Jen See takes on the story everyone's talking about!
This morning I rode my Schwinn to the coffee shop with The New York Times Magazine clutched under my arm. Almost immediately it began to rain, so there I was carrying a paper magazine in the rain. This was not good planning. There is, it seems, something to be said for carrying a 10 thousand word feature in a glowing metal and glass box tucked safely into your pocket.
I arrived to a packed scene and sardined my way to the counter to order. After scavenging a chair, I tucked under the awning with my macchiato to read this week’s cover story, Daniel Duane’s delicious feature on women’s big wave surfing.

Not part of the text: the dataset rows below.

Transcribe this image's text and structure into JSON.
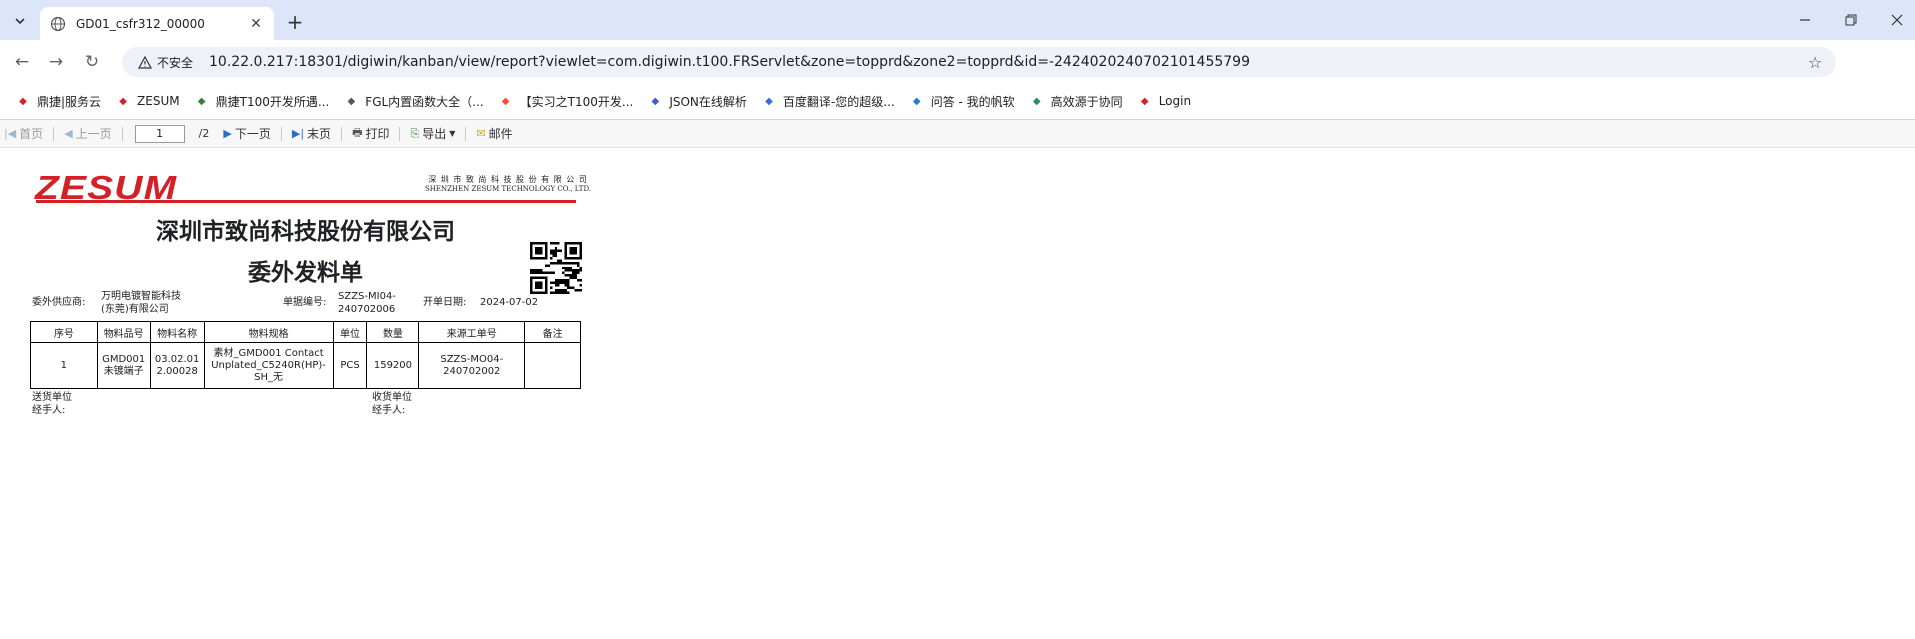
{
  "browser": {
    "tab_title": "GD01_csfr312_00000",
    "security_label": "不安全",
    "url": "10.22.0.217:18301/digiwin/kanban/view/report?viewlet=com.digiwin.t100.FRServlet&zone=topprd&zone2=topprd&id=-2424020240702101455799"
  },
  "bookmarks": [
    {
      "label": "鼎捷|服务云",
      "icon": "dingjie-logo-icon",
      "color": "#d42127"
    },
    {
      "label": "ZESUM",
      "icon": "zesum-logo-icon",
      "color": "#d42127"
    },
    {
      "label": "鼎捷T100开发所遇...",
      "icon": "tool-icon",
      "color": "#3b7d3b"
    },
    {
      "label": "FGL内置函数大全（...",
      "icon": "function-icon",
      "color": "#555555"
    },
    {
      "label": "【实习之T100开发...",
      "icon": "csdn-icon",
      "color": "#f2502a"
    },
    {
      "label": "JSON在线解析",
      "icon": "json-icon",
      "color": "#3a5fcd"
    },
    {
      "label": "百度翻译-您的超级...",
      "icon": "translate-icon",
      "color": "#2e6fe0"
    },
    {
      "label": "问答 - 我的帆软",
      "icon": "fanruan-icon",
      "color": "#1f7ad6"
    },
    {
      "label": "高效源于协同",
      "icon": "gear-icon",
      "color": "#2e8b57"
    },
    {
      "label": "Login",
      "icon": "login-logo-icon",
      "color": "#d42127"
    }
  ],
  "report_toolbar": {
    "first": "首页",
    "prev": "上一页",
    "page_value": "1",
    "page_total": "/2",
    "next": "下一页",
    "last": "末页",
    "print": "打印",
    "export": "导出",
    "mail": "邮件"
  },
  "report": {
    "logo_text": "ZESUM",
    "company_cn_small": "深 圳 市 致 尚 科 技 股 份 有 限 公 司",
    "company_en_small": "SHENZHEN  ZESUM  TECHNOLOGY  CO., LTD.",
    "company_title": "深圳市致尚科技股份有限公司",
    "doc_title": "委外发料单",
    "supplier_label": "委外供应商:",
    "supplier_line1": "万明电镀智能科技",
    "supplier_line2": "(东莞)有限公司",
    "docno_label": "单据编号:",
    "docno_line1": "SZZS-MI04-",
    "docno_line2": "240702006",
    "date_label": "开单日期:",
    "date_value": "2024-07-02",
    "columns": [
      "序号",
      "物料品号",
      "物料名称",
      "物料规格",
      "单位",
      "数量",
      "来源工单号",
      "备注"
    ],
    "row": {
      "seq": "1",
      "item_no_1": "GMD001",
      "item_no_2": "未镀端子",
      "item_name_1": "03.02.01",
      "item_name_2": "2.00028",
      "spec_1": "素材_GMD001 Contact",
      "spec_2": "Unplated_C5240R(HP)-",
      "spec_3": "SH_无",
      "unit": "PCS",
      "qty": "159200",
      "source_1": "SZZS-MO04-",
      "source_2": "240702002",
      "remark": ""
    },
    "deliver_unit": "送货单位",
    "deliver_handler": "经手人:",
    "receive_unit": "收货单位",
    "receive_handler": "经手人:"
  }
}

They had me at the subhead, which calls big-wave surfing “one of the most dangerous, rapturous sports on Earth.” I’m not sure this is true, never having experienced it myself, but it would have lured me straight into reading the story — even if I hadn’t already heard talk of some pure fire interview quotes from the women involved.

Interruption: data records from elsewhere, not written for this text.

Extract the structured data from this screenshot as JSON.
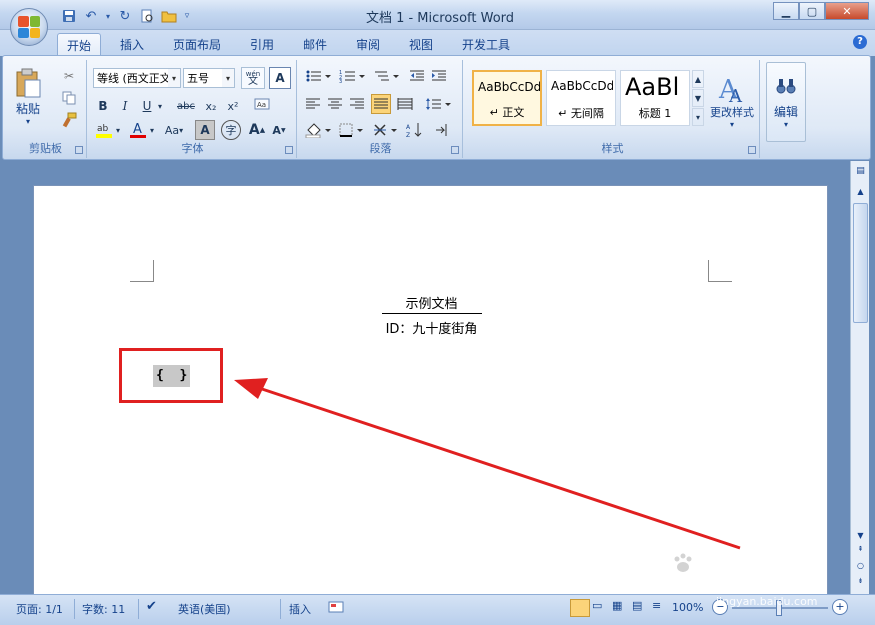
{
  "window": {
    "title": "文档 1 - Microsoft Word"
  },
  "tabs": [
    "开始",
    "插入",
    "页面布局",
    "引用",
    "邮件",
    "审阅",
    "视图",
    "开发工具"
  ],
  "ribbon": {
    "clipboard": {
      "paste": "粘贴",
      "label": "剪贴板"
    },
    "font": {
      "font_name": "等线 (西文正文",
      "font_size": "五号",
      "label": "字体",
      "phonetic": "wén",
      "format_glyphs": [
        "B",
        "I",
        "U",
        "abc",
        "x₂",
        "x²"
      ],
      "case_label": "Aa"
    },
    "paragraph": {
      "label": "段落"
    },
    "styles": {
      "label": "样式",
      "items": [
        {
          "preview": "AaBbCcDd",
          "name": "↵ 正文"
        },
        {
          "preview": "AaBbCcDd",
          "name": "↵ 无间隔"
        },
        {
          "preview": "AaBl",
          "name": "标题 1"
        }
      ],
      "change_styles": "更改样式"
    },
    "editing": {
      "label": "编辑"
    }
  },
  "document": {
    "title": "示例文档",
    "id_line": "ID：九十度街角",
    "field_code": "{  }"
  },
  "status": {
    "page": "页面: 1/1",
    "words": "字数: 11",
    "language": "英语(美国)",
    "insert_mode": "插入",
    "zoom": "100%"
  },
  "watermark": {
    "brand": "Baidu经验",
    "url": "jingyan.baidu.com"
  },
  "colors": {
    "annotation_red": "#e02020",
    "highlight_yellow": "#ffff00",
    "font_red": "#e00000"
  }
}
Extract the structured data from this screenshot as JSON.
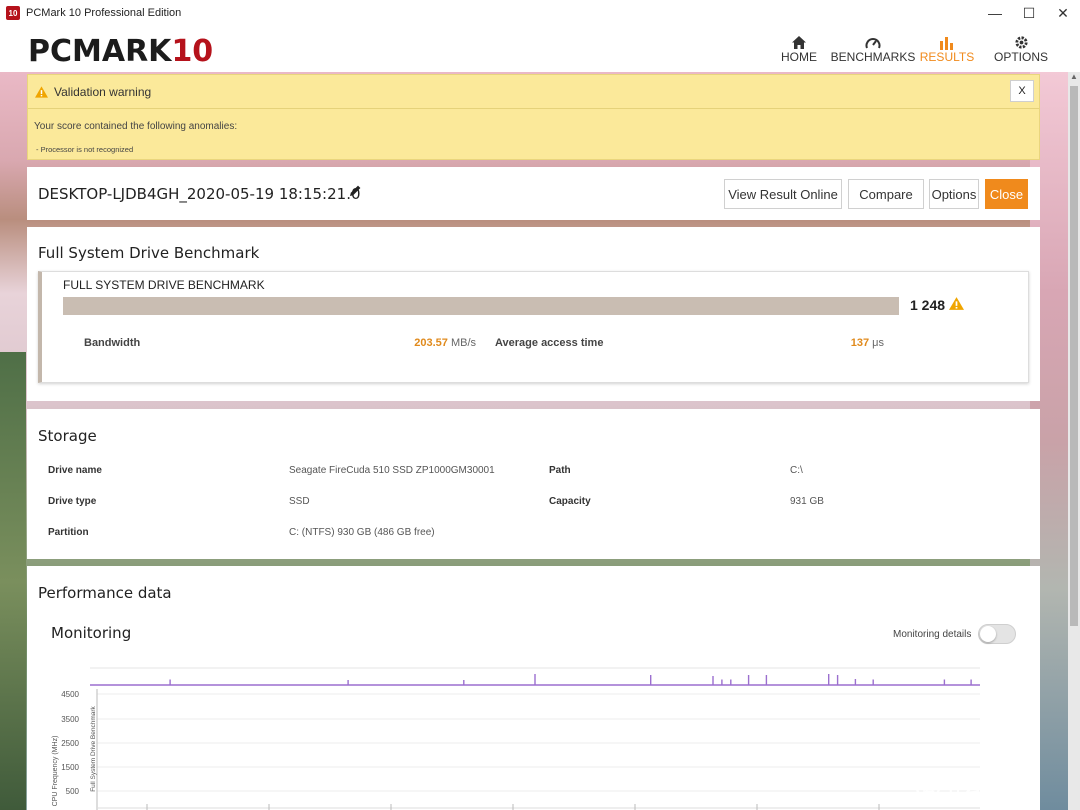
{
  "window": {
    "title": "PCMark 10 Professional Edition",
    "icon_text": "10",
    "min": "—",
    "max": "☐",
    "close": "✕"
  },
  "header": {
    "logo_main": "PCMARK",
    "logo_num": "10",
    "nav": [
      {
        "label": "HOME",
        "icon": "home-icon"
      },
      {
        "label": "BENCHMARKS",
        "icon": "gauge-icon"
      },
      {
        "label": "RESULTS",
        "icon": "bar-chart-icon",
        "active": true
      },
      {
        "label": "OPTIONS",
        "icon": "gear-icon"
      }
    ]
  },
  "warning": {
    "title": "Validation warning",
    "close": "X",
    "text": "Your score contained the following anomalies:",
    "item": "- Processor is not recognized"
  },
  "result": {
    "title": "DESKTOP-LJDB4GH_2020-05-19 18:15:21.0",
    "buttons": {
      "view_online": "View Result Online",
      "compare": "Compare",
      "options": "Options",
      "close": "Close"
    }
  },
  "benchmark": {
    "section_title": "Full System Drive Benchmark",
    "card_title": "FULL SYSTEM DRIVE BENCHMARK",
    "score": "1 248",
    "bandwidth_label": "Bandwidth",
    "bandwidth_value": "203.57",
    "bandwidth_unit": "MB/s",
    "access_label": "Average access time",
    "access_value": "137",
    "access_unit": "μs"
  },
  "storage": {
    "title": "Storage",
    "drive_name_label": "Drive name",
    "drive_name": "Seagate FireCuda 510 SSD ZP1000GM30001",
    "drive_type_label": "Drive type",
    "drive_type": "SSD",
    "partition_label": "Partition",
    "partition": "C: (NTFS) 930 GB (486 GB free)",
    "path_label": "Path",
    "path": "C:\\",
    "capacity_label": "Capacity",
    "capacity": "931 GB"
  },
  "performance": {
    "title": "Performance data",
    "monitoring_title": "Monitoring",
    "monitoring_details": "Monitoring details"
  },
  "chart_data": {
    "type": "line",
    "ylabel": "CPU Frequency (MHz)",
    "series_label": "Full System Drive Benchmark",
    "y_ticks": [
      "4500",
      "3500",
      "2500",
      "1500",
      "500"
    ],
    "spike_positions": [
      0.09,
      0.29,
      0.42,
      0.5,
      0.63,
      0.7,
      0.71,
      0.72,
      0.74,
      0.76,
      0.83,
      0.84,
      0.86,
      0.88,
      0.96,
      0.99
    ],
    "spike_heights": [
      0.15,
      0.1,
      0.1,
      0.7,
      0.6,
      0.5,
      0.15,
      0.15,
      0.6,
      0.6,
      0.7,
      0.6,
      0.2,
      0.15,
      0.15,
      0.15
    ],
    "series_color": "#9b6fcf"
  },
  "watermark": {
    "text": "什么值得买",
    "icon": "值"
  }
}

At length and in full-dress New York Times Magazine feature style, Duane traces the efforts of women such as Bianca Valenti and Keala Kennelly to gain admittance to the big wave boys club. This is a story that’s been begging to be told. It has all the best ingredients: colorful characters, nature at its most wild and unpredictable, a near-constant risk of death, and maybe best of all, men behaving badly.
The story’s sympathies are clear. The women come off as uniformly badass and determined. Valenti describes riding a wave at Jaws as feeling as one of “peacefulness” as though “this is where I was meant to be.” If you’ve wondered what compels surfers to throw themselves down mountains of water, Duane does as good work as anyone has at illuminating the seductive draw of big waves to those who chase them.
The juice of the story is the resistance that women have encountered in gaining access to big wave lineups, contests, and prize money. Here, the surf industry and the assorted contest organizers, from Jeff Clark at Mavericks to the WSL, do not come off especially well. The sexism appears to run deeply and Duane does not pull his punches. Men appear largely dismissive of women’s abilities and view them as rivals for prize money at best and as dangers in the lineup at worst.
Kennelly’s outspoken comments, in particular, had me cackling out loud. She describes the surf industry as she found it in the early 2000’s, when she was surfing on the CT, as teeming with “creepy team managers.” There’s more, and the story is worth reading for Kennelly’s unflinching excoriation of the surf industry as she experienced it. Duane shows the price she paid for the industry’s close-mindedness at the time as sponsors dropped her and she struggled to find support.
The WSL and their much-ballyhooed equal prize money initiative also fall short of the mark in this account. Some of this ground is familiar as Duane retraces the reporting of the San Jose Mercury News on Goldschmidt’s description of the women’s “poor performance” and abuse of #metoo. When placed in the context of the longer story, the WSL looks a lot more like an continuation of surfing’s old order than the fabulously shiny, new thing they like to portray themselves as.
Duane’s given us an inspiring story of guts and glory, the kind of thing that’s perfect for a rainy Sunday morning. Here’s a group of women, who didn’t fit within the narrow boundaries that the surf industry, or the wider culture for that matter, wanted to draw for them. So they set out to obliterate those boundaries. Duane, rightly I think, gives Kennelly the kicker. I’m not going to spoil it, except to say that it’s worth reading all the way to the end.